Try to smuggle goods past the corrupt sheriff in order to stock your shopping stall and earn the most points. Easy enough: place goods and/or contraband in your bag (contraband scores much more points then the goods), and the bag to the player who is currently Sheriff and, give a number of goods and one true item.  Bribe the sheriff to get him to look the other way and let the contraband through, of if you are the sheriff, try to convince people to make it worth your while not to look and bust their smuggling.  Players take turns being the Sheriff and smugglers.  So, there can be give/take dynamic as you bribe, cajole, and convince the other players to let you through.   But when you can’t bribe/smuggle correctly nor guess when someone’s lying to you, you’re not winning this game. Like me, in this case.

A game all about social dynamics and the strategy of when to smuggle, when to bribe, and when to tell the truth.

One Line Verdict: Cut it out with a spoon.  At least for me.  But if you like bluffing games, it’s quite nice.

 

Good God, Is That a Review of Qwirkle?! …. Yes, Yes It Is.

“Qwirkle”

designed by Susan McKinley Ross, published by Mindware

The classic abstract game that’s basically Scrabble with colors and symbols. Tiles come in six different shapes and in six different colors. On your turn, place tiles crossword-style onto the main playing area, trying to get rows of either six of the same symbol in different colors, or six different symbols in all the same color. Earn points for each new row you complete, and a completed row of six earns you 12 points, a Qwirkle (shouting that out loud is optional)! Draw new tiles to replace the ones you placed, or if your tiles are complete garbage, skip your turn and replace as many tiles as you want from the draw bag. Play until all tiles are exhausted and the player with the most points wins!

Like Scrabble, but easier…but also harder because it takes a little bit to wrap your head around the color and shape matching. Opens up lots of spatial options. Like the ad for another boardgame once said: a minute to learn, a lifetime to master! Well, maybe two evenings.

One Line Verdict: No wonder it’s a classic, unless you don’t like abstracts, then you should probably pass on this one.

Building Egypt One Block at a Time

Imhotep

“Imhotep”

designed by Phil Walker-Harding, published by Kosmos

Build the wonders of Ancient Egypt, from pyramids to obelisks to temples and burial chambers. Place blocks on boats, and once a boat is full enough, sail that boat to one location. Unload and score points or get market cards to help you in later turns!  Each location builds and scores differently: maybe you’ll stack blocks to form an obelisk, or put blocks pyramidally to build, well, a pyramid.  But watch out: opponents can end up choosing where you sail your boats and scuttle your plans.

A pretty light game, with clear choices, but an interesting spatial component as you try to figure out where your blocks will score, and then realize it doesn’t matter anyway ’cause your opponent will just sail you to the last place you want to go.  It’s almost press your luck: how long can I delay sailing to maximize my points?

 

Panda Death Garden

Takenoko

“Takenoko”

designed by Antoine Bauza, published by Asmodee

Such a cute game with a little cute panda munching bamboo as you lay bamboo hexes and send the gardener to grow different color bamboo.
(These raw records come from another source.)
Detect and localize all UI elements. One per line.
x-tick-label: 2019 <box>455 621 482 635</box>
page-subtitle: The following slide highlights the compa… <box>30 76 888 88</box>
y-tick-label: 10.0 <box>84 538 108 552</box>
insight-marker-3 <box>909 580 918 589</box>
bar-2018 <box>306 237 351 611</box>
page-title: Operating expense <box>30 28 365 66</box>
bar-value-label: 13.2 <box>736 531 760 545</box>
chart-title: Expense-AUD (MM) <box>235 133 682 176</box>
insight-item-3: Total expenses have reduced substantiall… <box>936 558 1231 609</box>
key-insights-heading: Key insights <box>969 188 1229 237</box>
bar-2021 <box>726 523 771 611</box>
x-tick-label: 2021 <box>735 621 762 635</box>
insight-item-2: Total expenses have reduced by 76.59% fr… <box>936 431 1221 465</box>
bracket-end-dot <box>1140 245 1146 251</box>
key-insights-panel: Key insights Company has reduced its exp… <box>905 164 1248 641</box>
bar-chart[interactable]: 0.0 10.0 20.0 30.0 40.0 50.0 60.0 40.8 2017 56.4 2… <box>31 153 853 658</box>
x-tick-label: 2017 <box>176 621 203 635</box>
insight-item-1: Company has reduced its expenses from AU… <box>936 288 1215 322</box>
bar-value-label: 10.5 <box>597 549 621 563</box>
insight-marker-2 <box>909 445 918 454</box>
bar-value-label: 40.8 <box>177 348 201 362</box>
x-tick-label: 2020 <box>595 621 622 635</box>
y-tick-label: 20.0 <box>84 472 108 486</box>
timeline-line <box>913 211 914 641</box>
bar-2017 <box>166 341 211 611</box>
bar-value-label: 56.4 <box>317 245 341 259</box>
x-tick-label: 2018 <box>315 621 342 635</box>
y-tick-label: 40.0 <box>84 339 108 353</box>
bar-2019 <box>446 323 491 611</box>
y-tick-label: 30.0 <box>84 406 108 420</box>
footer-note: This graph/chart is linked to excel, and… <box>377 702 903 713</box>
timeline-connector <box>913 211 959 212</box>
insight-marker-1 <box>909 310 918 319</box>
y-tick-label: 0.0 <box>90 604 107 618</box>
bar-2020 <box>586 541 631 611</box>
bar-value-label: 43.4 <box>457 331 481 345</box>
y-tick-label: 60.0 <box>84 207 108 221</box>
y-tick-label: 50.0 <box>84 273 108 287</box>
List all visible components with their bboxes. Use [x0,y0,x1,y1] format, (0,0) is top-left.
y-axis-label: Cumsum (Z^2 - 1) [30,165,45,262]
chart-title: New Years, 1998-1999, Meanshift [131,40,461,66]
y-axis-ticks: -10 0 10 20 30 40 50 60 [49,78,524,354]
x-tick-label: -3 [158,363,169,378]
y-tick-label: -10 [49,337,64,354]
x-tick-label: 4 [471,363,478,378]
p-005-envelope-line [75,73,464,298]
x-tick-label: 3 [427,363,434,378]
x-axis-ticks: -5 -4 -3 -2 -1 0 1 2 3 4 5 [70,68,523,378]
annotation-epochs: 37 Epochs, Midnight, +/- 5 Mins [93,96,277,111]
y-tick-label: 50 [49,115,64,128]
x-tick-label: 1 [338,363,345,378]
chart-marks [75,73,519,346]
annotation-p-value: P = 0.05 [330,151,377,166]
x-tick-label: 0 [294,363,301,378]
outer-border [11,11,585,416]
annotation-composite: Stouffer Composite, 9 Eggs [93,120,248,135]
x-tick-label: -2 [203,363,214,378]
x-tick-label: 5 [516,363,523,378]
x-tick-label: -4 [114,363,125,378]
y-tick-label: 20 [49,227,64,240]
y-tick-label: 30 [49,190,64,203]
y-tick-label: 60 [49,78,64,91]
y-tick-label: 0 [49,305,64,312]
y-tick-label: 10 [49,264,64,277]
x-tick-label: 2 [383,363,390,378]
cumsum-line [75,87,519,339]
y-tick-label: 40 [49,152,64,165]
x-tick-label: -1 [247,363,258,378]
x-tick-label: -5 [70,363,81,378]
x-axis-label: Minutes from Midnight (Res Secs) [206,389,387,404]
Each round begins with the roll of the event die: get more actions, or double up on action or get move the panda or gardener for free. Then choose two actions to perform during the round. Choose a new hex tile to add to the garden, or move the gardener to grow bamboo, or move the panda to eat (collect) a bamboo shoot. Race to complete your secret objectives: having combinations of bamboo eaten, or grown, or hexes in certain patterns. Win the favor of the emperor and the player with most points from objectives win!

So very cute, but it can be so brutal and cutthroat as you work at cross purposes against the other players. It almost drove my son to tears because you can totally mess someone up quite unintentionally.